What difference does the Legal Aid Agency make?
When the Legal Aid agency find out that lawyer number 1 does not think it is going to succeed, they are likely to pull funding, rather than pay for another lawyer to read in, and give yet another adverse opinion. This is the product of Legal Aid being starved of money like so many other publicly funded bodies. Whereas doctors are salaried employees of the NHS, legal aid lawyers are funded by private firms and are paid by the hour albeit on a rate lower than your average drain clearing emergency operative.
Lawyers need a pay rise?
Whilst, in an ideal world, we would like to be as well funded as Defendant insurance companies, the reality is that the Legal Aid Agency is governed by the tight budgets of tax saving Tory governments, who have not raised our hourly rates since 1991. Whereas junior doctors are asking for 35% because their salary hasn’t risen for 8 years, our hourly rate should be increased by several hundred percent to increase it to modern day rates.

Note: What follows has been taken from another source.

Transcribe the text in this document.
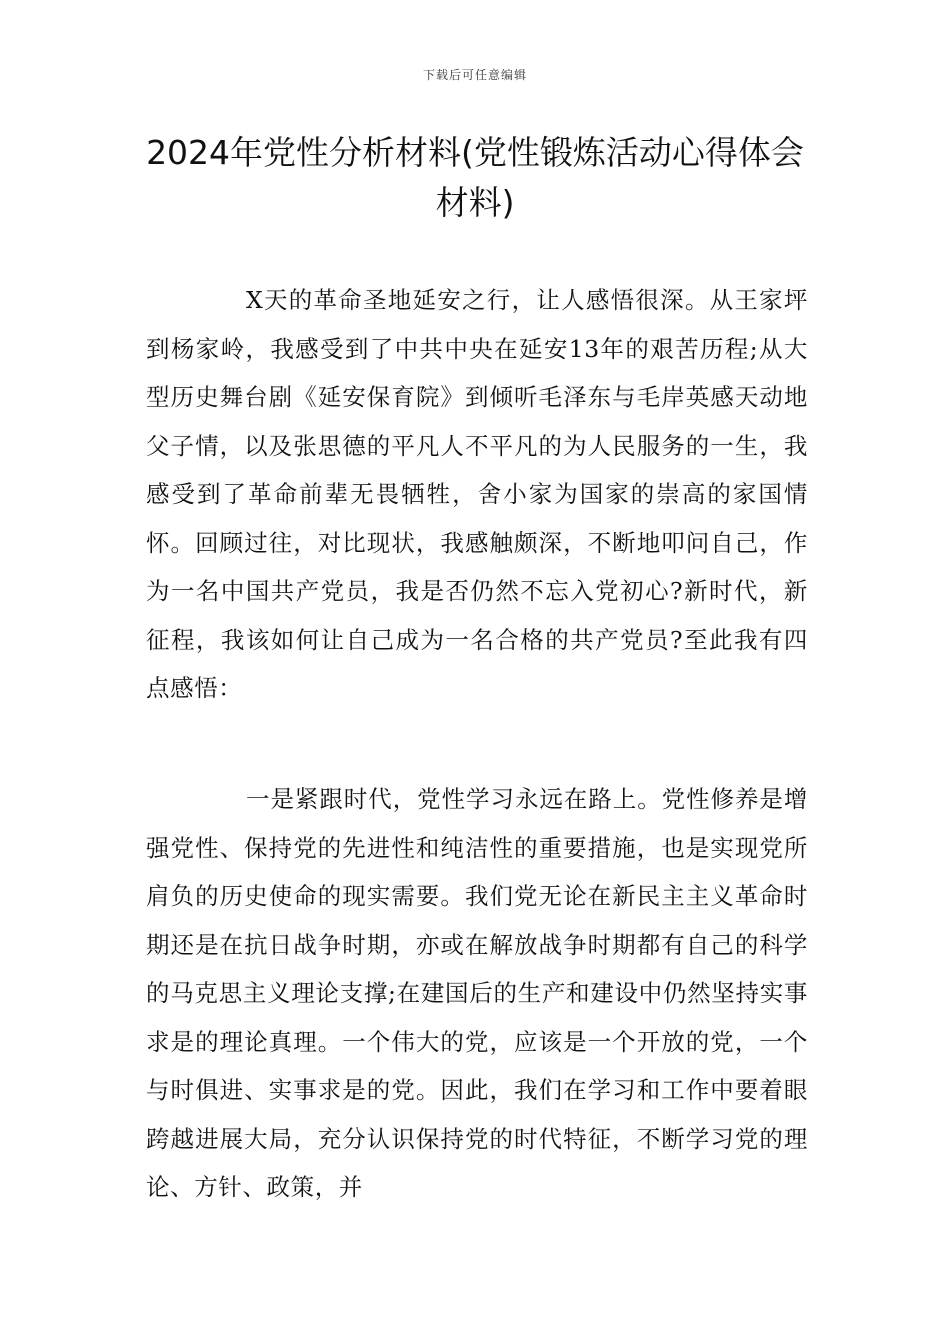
下载后可任意编辑
2024年党性分析材料(党性锻炼活动心得体会材料)

X天的革命圣地延安之行，让人感悟很深。从王家坪到杨家岭，我感受到了中共中央在延安13年的艰苦历程;从大型历史舞台剧《延安保育院》到倾听毛泽东与毛岸英感天动地父子情，以及张思德的平凡人不平凡的为人民服务的一生，我感受到了革命前辈无畏牺牲，舍小家为国家的崇高的家国情怀。回顾过往，对比现状，我感触颇深，不断地叩问自己，作为一名中国共产党员，我是否仍然不忘入党初心?新时代，新征程，我该如何让自己成为一名合格的共产党员?至此我有四点感悟：

一是紧跟时代，党性学习永远在路上。党性修养是增强党性、保持党的先进性和纯洁性的重要措施，也是实现党所肩负的历史使命的现实需要。我们党无论在新民主主义革命时期还是在抗日战争时期，亦或在解放战争时期都有自己的科学的马克思主义理论支撑;在建国后的生产和建设中仍然坚持实事求是的理论真理。一个伟大的党，应该是一个开放的党，一个与时俱进、实事求是的党。因此，我们在学习和工作中要着眼跨越进展大局，充分认识保持党的时代特征，不断学习党的理论、方针、政策，并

The reality is, however, that most people think that lawyers are far too wealthy as it is, and don’t deserve any pay rise, whereas doctors save lives, and deserve more sympathy. The government’s response to doctors going on strike is to wave the risk to health flag. When barristers do the same, the judges, or their profession sometimes get angry and complain that they are prejudicing the mechanics of justice.